On returning from an extended trip in Europe, Sanger spoke at a mass meeting organized by the American Birth Control League at New York's Engineer's Auditorium. The League joined with the Junior League, New York League of Women Voters, Woman's City Club, Society for Political Study, the Hopewell Society of Brooklyn, and the Grand Street Settlement to protest the failure of the New York Birth Control Bill to be reported out of Committee. The other speakers at the meeting included Eleanor Dwight Jones, Dr. Ira S. Wile, and Rev. Karl Reiland. No complete version of Sanger's speech exists; the text below was compiled from three sources: an excerpt from a summary of the event published in the Birth Control Review, partial typed speech notes, and handwritten draft notes for opening.


[Excerpt from "Support for Birth Control"]

A Warm Welcome

Mrs. Sanger, the last speaker, whose appearance after her long absence was greeted with great enthusiasm by the audience which filled every seat in the large hall, took occasion to thank the Board of Directors of the American Birth Control League, and especially the acting president, Mrs. F. Robertson Jones, for their faithful work and practical accomplishments both in finances and increase of membership during her absence. In her address she summarized the progress of Birth Control in England and Germany and sketched the international situation in its bearings on America and the other countries now throwing up barriers against immigration. She asked "if certain classes are undesireable as immigrants from the outside why is not the same logic used by the United States to prevent them from being added to the population on the inside?"

"This morning's press" she continued, "gave an estimate that the population of this country is now 120 millions. In the glory of increasing population, we must recognize that numbers are not the only thing to consider. Individuals are not mere statistical units who are born, marry and die, and, while these functions cannot be entirely ignored, there is a value depending on the quality of the material with which they are endowed through inheritance. This is of infinitely greater importance to society and to the progress of the race than mere numbers.

Mrs. Sanger on Population

Science is now bordering on the infinite and the most powerful brain seems feeble in the face of tasks which are glimpsed. If one is to judge by the present predicament of the world, we may assume that there is no individual nor group whose intelligence is equal to the tasks that the international situation demands. It seems almost as if the knowledge required exceeds our capacity for understanding.

It is to the science of population that we must now look for future guidance. It must point the way for population regulation which in this country, in particular, could soon deliver society from more than half of its terrific burdens. It could soon help us to eliminate the possibility of increasing dysgenic stocks, such as those with inherited or transmissible diseases. It could soon lessen the burden of philanthropic demands which are fast growing beyond the cultural needs of this generation. Sane legislation would indirectly direct reproduction towards adaptation to future conditions by raising the mean level of brain power. The importance of numbers belongs to the past rather than to the future.

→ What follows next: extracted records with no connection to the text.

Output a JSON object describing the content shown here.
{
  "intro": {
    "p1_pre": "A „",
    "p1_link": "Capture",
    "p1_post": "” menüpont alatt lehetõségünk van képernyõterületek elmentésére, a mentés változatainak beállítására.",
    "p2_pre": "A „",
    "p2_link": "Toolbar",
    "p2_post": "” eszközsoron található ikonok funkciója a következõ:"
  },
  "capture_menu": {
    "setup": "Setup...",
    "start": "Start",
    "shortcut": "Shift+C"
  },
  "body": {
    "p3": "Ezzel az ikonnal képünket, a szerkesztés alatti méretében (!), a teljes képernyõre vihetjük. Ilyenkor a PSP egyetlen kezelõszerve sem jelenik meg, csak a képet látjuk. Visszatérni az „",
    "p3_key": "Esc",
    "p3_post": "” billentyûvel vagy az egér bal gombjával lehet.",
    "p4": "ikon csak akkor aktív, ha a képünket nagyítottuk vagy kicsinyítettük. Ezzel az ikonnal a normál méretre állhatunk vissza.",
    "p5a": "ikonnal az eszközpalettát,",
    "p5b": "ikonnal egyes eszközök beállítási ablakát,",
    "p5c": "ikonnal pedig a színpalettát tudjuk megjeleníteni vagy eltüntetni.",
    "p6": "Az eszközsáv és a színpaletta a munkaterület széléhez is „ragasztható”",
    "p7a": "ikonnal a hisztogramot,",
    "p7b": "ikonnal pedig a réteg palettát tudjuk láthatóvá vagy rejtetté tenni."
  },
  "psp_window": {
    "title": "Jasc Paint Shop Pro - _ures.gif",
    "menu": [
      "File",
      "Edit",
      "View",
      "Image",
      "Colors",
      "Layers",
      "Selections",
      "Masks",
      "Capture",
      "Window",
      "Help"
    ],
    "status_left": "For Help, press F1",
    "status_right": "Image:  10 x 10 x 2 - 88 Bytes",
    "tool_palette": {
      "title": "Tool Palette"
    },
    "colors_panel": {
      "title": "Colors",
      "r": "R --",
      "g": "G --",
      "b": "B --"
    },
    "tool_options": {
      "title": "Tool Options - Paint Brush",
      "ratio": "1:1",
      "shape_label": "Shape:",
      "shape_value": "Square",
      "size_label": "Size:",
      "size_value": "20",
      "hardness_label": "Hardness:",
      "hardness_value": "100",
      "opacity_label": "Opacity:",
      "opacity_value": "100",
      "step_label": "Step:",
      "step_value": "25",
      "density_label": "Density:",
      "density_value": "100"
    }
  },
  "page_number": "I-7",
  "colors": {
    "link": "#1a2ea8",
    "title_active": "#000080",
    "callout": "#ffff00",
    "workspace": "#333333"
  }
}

The needs of manual labor in the future will be greatly reduced by the progress of chemistry, physics and the possession of unlimited sources of heat and force at a minimum of expenditure. On the other hand, we shall need brains highly resistant to work and capable of a degree of education surpassing that of the most intelligent skilled artisan today. Vaster memories must be forged, sharper insight must be gained and with the discovery of the laws of inheritance men can choose whether we shall evolve to the expression of the highest within us, or revert to the stage of the barbarian. It is for man to decide.

With all the knowledge that we today posses, it is obvious that it is a crime for generations to come, it is a crime against our civilization to encourage the reproduction of mediocre, diseased or inferior types of groups. Such offspring can only be a burden to the future and retard the progress of the present generation.

It has become clear that the population of the earth is fast arriving at its possible maximum; that its density is badly distributed; that redistribution of space can only be rectified by displacements; and that Birth Control in overpopulated countries is the first and surest method whereby the balance may be peacefully restored.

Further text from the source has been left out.